When the sliding elevator door (1) according to the invention used in the elevators is closed, the door panels (30) are in adjacent position and prevent opening. When the open command is received, force is applied to one of the door panels (30) in the opening direction by means of the drive element. The door panel (30) subjected to the opening force moves along with the mechanism carrier (20) to which it is connected, and transfers the motion thereon to the rope (61). The motion on the rope (61) is directed to the other mechanism carrier (20) and thus to the other door panel (30) by means of the rope roller (60). Both mechanism carriers (20) with the force thereon move outwardly in a reverse manner to each other on the linear guides (70) by means of the linear-bearing guides (11). During this movement, the linear bearing comprised by the linear-bearing guide (11) advances and moves on the surfaces of the linear guide (70). When the sliding elevator door (1) reaches to the required opening, the force applied to the door panel (30) is cut and the movement is stopped. When the sliding elevator door (1) is desired to be closed, however, this time force is applied on the door panel (30) in the reverse direction and this force is directed to the rope (30) by means of the mechanism carrier (20) and then to the other door panel (30) by means of the rope roller (60). Both mechanism carriers (20) with the force thereon and the linear-bearing guide (11) to which it is connected move inwardly in a reverse manner to each other on the linear guide (70). During this movement, the linear bearing comprised by the linear-bearing guide (11) advances and moves on the surfaces of the linear guide (70). When the sliding elevator door (1) is completely closed, the force applied to the door panel (30) is cut and the movement is stopped.
In one configuration of the invention, the linear-bearing guide (11) and the linear bearing comprised therein can be produced from the same material.
In the preceding paragraphs, the operation of the sliding elevator door (1) is described through a panel which is opened from the center with two panels.
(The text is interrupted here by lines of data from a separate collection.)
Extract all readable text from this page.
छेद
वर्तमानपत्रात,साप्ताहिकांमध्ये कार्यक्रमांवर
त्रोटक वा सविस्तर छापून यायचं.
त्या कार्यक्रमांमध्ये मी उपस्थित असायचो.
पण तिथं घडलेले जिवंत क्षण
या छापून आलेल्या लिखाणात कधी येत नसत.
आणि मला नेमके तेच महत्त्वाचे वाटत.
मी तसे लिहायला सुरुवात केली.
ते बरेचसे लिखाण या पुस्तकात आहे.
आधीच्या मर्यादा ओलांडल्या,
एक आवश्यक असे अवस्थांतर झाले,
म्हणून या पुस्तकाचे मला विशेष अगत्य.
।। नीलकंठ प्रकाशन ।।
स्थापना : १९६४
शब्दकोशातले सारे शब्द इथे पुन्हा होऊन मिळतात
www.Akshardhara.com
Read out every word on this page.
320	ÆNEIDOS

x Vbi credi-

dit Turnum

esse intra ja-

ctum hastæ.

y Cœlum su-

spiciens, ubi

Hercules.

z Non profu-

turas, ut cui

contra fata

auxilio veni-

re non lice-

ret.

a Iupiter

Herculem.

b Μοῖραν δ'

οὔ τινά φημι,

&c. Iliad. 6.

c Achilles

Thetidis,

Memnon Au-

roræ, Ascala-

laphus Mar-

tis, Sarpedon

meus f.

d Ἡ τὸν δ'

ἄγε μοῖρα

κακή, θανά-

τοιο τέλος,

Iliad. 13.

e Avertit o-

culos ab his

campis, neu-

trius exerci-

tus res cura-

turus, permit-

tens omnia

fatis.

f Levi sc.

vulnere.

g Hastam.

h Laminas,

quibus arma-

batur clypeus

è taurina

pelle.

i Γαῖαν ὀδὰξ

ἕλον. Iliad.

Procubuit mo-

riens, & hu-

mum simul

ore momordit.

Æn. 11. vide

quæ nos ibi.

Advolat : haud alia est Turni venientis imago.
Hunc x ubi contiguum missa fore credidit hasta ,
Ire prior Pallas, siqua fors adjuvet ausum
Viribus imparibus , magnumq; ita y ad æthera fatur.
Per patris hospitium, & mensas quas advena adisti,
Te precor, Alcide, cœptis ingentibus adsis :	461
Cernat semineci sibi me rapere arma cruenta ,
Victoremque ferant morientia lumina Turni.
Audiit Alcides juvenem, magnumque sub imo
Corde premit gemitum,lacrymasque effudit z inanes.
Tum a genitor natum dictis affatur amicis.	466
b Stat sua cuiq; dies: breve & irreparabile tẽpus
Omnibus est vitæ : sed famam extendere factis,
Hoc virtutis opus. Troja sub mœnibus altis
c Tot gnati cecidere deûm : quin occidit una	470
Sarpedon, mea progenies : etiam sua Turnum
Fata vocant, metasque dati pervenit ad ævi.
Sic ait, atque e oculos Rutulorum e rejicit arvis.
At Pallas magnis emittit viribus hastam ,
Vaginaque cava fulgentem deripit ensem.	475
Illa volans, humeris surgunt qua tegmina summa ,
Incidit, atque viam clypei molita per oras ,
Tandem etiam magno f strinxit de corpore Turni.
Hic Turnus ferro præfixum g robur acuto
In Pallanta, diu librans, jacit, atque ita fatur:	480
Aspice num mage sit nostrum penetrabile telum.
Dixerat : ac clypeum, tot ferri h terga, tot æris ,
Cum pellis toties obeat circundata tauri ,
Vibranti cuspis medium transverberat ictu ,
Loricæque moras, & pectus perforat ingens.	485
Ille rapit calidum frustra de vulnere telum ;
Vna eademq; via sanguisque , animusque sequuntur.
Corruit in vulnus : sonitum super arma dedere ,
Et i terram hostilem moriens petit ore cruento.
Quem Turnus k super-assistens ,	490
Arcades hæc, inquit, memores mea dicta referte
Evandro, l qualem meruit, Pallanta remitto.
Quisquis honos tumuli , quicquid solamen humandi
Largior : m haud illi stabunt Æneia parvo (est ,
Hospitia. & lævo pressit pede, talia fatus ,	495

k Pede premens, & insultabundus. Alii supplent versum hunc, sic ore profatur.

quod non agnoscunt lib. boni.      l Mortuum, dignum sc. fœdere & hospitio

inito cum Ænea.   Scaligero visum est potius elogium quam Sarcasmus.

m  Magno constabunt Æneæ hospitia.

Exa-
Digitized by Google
Besides, the length of the linear guide (70), the number of the linear-bearing guide (11), mechanism carrier (20) and door panel (30) can be increased and the panels (30) can be gathered in a single side by establishing different mechanical connections between the moving elements of the door panels (30).

Claims

A sliding elevator door (1) which comprises
- door panel (30),

- body (50),

- mechanism carrier (20),

- rope (61) which indirectly transfers the force on any door panel (30) or mechanism carrier (20) to the other door panels (30) or the mechanism carriers (20),

- rope roller (60) moving said rope (61),
characterized by comprising
- linear-bearing guide (11) which surrounds the linear guide (70), to which said mechanism carrier (20) is connected and which moves linearly on the linear guide (70);

- said linear guide (70) on which said linear bearing guide (11) moves.